Most environmental concerns are with the air that we breath and all the floating CO2 emissions in it. Heavy traffic, coal power plants and factories produce CO2 emissions. As the years go by more and more people are concerned with the CO2 buildup within our atmosphere.
CO2 emissions not only fill the air we breathe but eat away the ozone while turning up the temperature in humanity’s bubble (Earth).
Why hasn’t humanity done a thing about this crisis? Who will stop or at least hinder this atmospheric problem before it worsens?
Lucky for mankind, one group of people are working hard to tackle the issue of CO2 emissions.

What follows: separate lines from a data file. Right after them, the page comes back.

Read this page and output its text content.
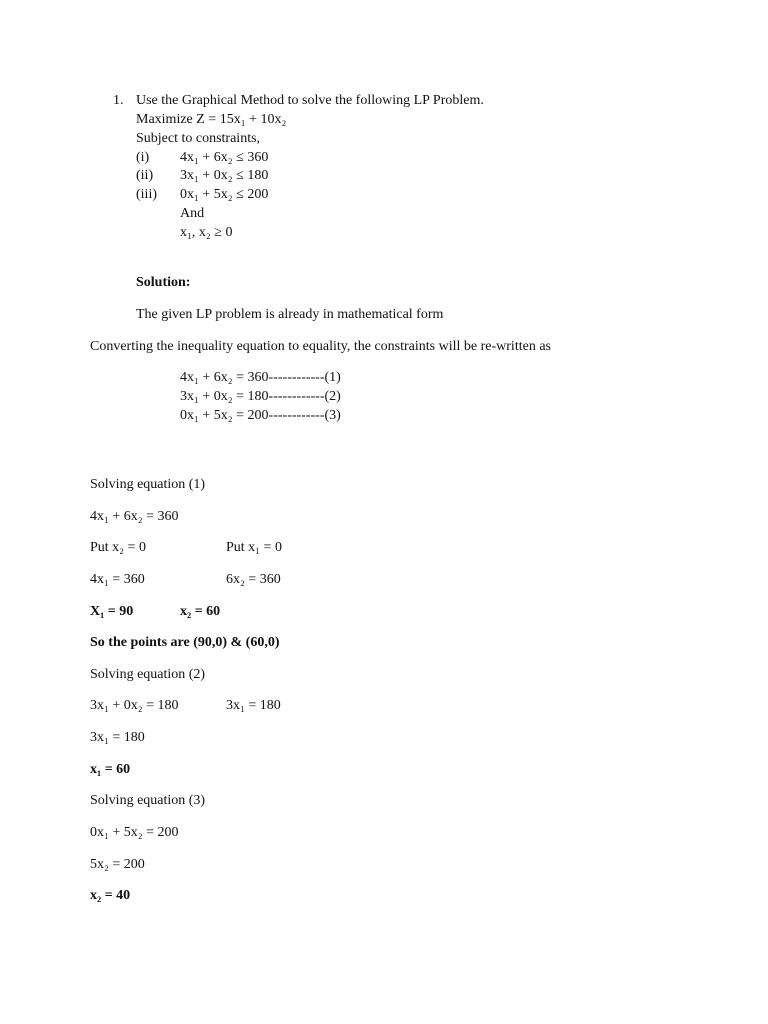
1. Use the Graphical Method to solve the following LP Problem.
Maximize Z = 15x₁ + 10x₂
Subject to constraints,
(i) 4x₁ + 6x₂ ≤ 360
(ii) 3x₁ + 0x₂ ≤ 180
(iii) 0x₁ + 5x₂ ≤ 200
And
x₁, x₂ ≥ 0
Solution:
The given LP problem is already in mathematical form
Converting the inequality equation to equality, the constraints will be re-written as
4x₁ + 6x₂ = 360------------(1)
3x₁ + 0x₂ = 180------------(2)
0x₁ + 5x₂ = 200------------(3)
Solving equation (1)
4x₁ + 6x₂ = 360
Put x₂ = 0	Put x₁ = 0
4x₁ = 360	6x₂ = 360
X₁ = 90	x₂ = 60
So the points are (90,0) & (60,0)
Solving equation (2)
3x₁ + 0x₂ = 180	3x₁ = 180
3x₁ = 180
x₁ = 60
Solving equation (3)
0x₁ + 5x₂ = 200
5x₂ = 200
x₂ = 40
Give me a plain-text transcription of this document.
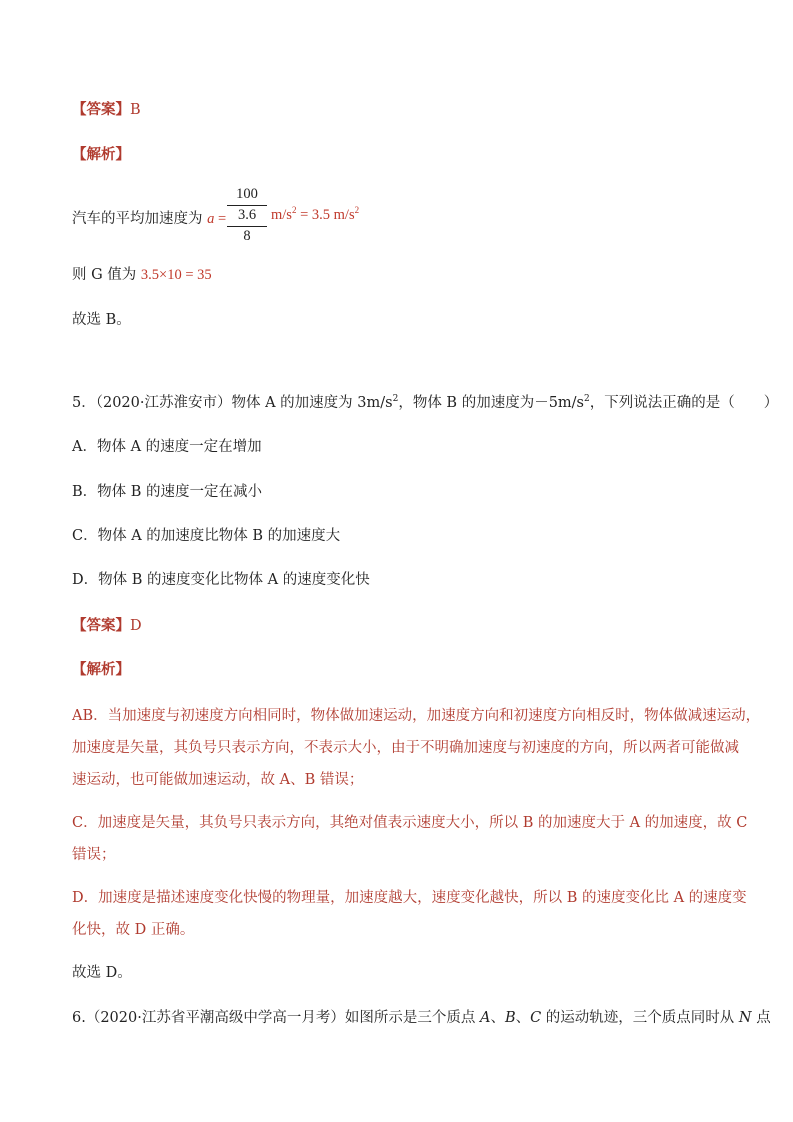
【答案】B
【解析】
汽车的平均加速度为 a =
100
3.6
8
$m/s^2 = 3.5$ $m/s^2$
则 G 值为 3.5×10 = 35
故选 B。
5．（2020·江苏淮安市）物体 A 的加速度为 $3m/s^2$，物体 B 的加速度为$-5m/s^2$，下列说法正确的是（　　）
A．物体 A 的速度一定在增加
B．物体 B 的速度一定在减小
C．物体 A 的加速度比物体 B 的加速度大
D．物体 B 的速度变化比物体 A 的速度变化快
【答案】D
【解析】
AB．当加速度与初速度方向相同时，物体做加速运动，加速度方向和初速度方向相反时，物体做减速运动，
加速度是矢量，其负号只表示方向，不表示大小，由于不明确加速度与初速度的方向，所以两者可能做减
速运动，也可能做加速运动，故 A、B 错误；
C．加速度是矢量，其负号只表示方向，其绝对值表示速度大小，所以 B 的加速度大于 A 的加速度，故 C
错误；
D．加速度是描述速度变化快慢的物理量，加速度越大，速度变化越快，所以 B 的速度变化比 A 的速度变
化快，故 D 正确。
故选 D。
6.（2020·江苏省平潮高级中学高一月考）如图所示是三个质点 A、B、C 的运动轨迹，三个质点同时从 N 点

The name of the group happens to be a company named, Calera Corp.
Calera Corp., addressed humanity’s problem, and found a way to channel this problem into something useful. Building materials, hits the list of necessities for an expanding society. “Concrete is the most popular building material in the world,” Shara Tonn of Wired Magazine wrote. With a progressing civilization like ours concrete grows more in demand.
Calera Corp. discovered how to convert CO2 into concrete. Remarkable, a company turns flexible gas into a solid slab of concrete?
Calera Corp. gained the genius concept from the process of coral forming. Oceans naturally suck up carbon dioxide from the atmosphere, once the carbon dioxide enters the water it dissolves into carbonate.
The coral combines calcium with carbonate (called calcium carbonate) to form its skeleton, a sturdy structure for the coral to live in/on.
Calera Corp. learned to mimic this process to create concrete. “Calera’s process removes CO2 from emitting sources by converting the gas into a solid form of calcium carbonate,” Calera Corp. wrote. Calcium carbonate, a powder, mixes with the cement batch to create the concrete.
Thanks to Calera Corp. the planet can last a little longer while supporting the growth of society. Another achievement in the balance between man and environment, thanks to Calera Corp.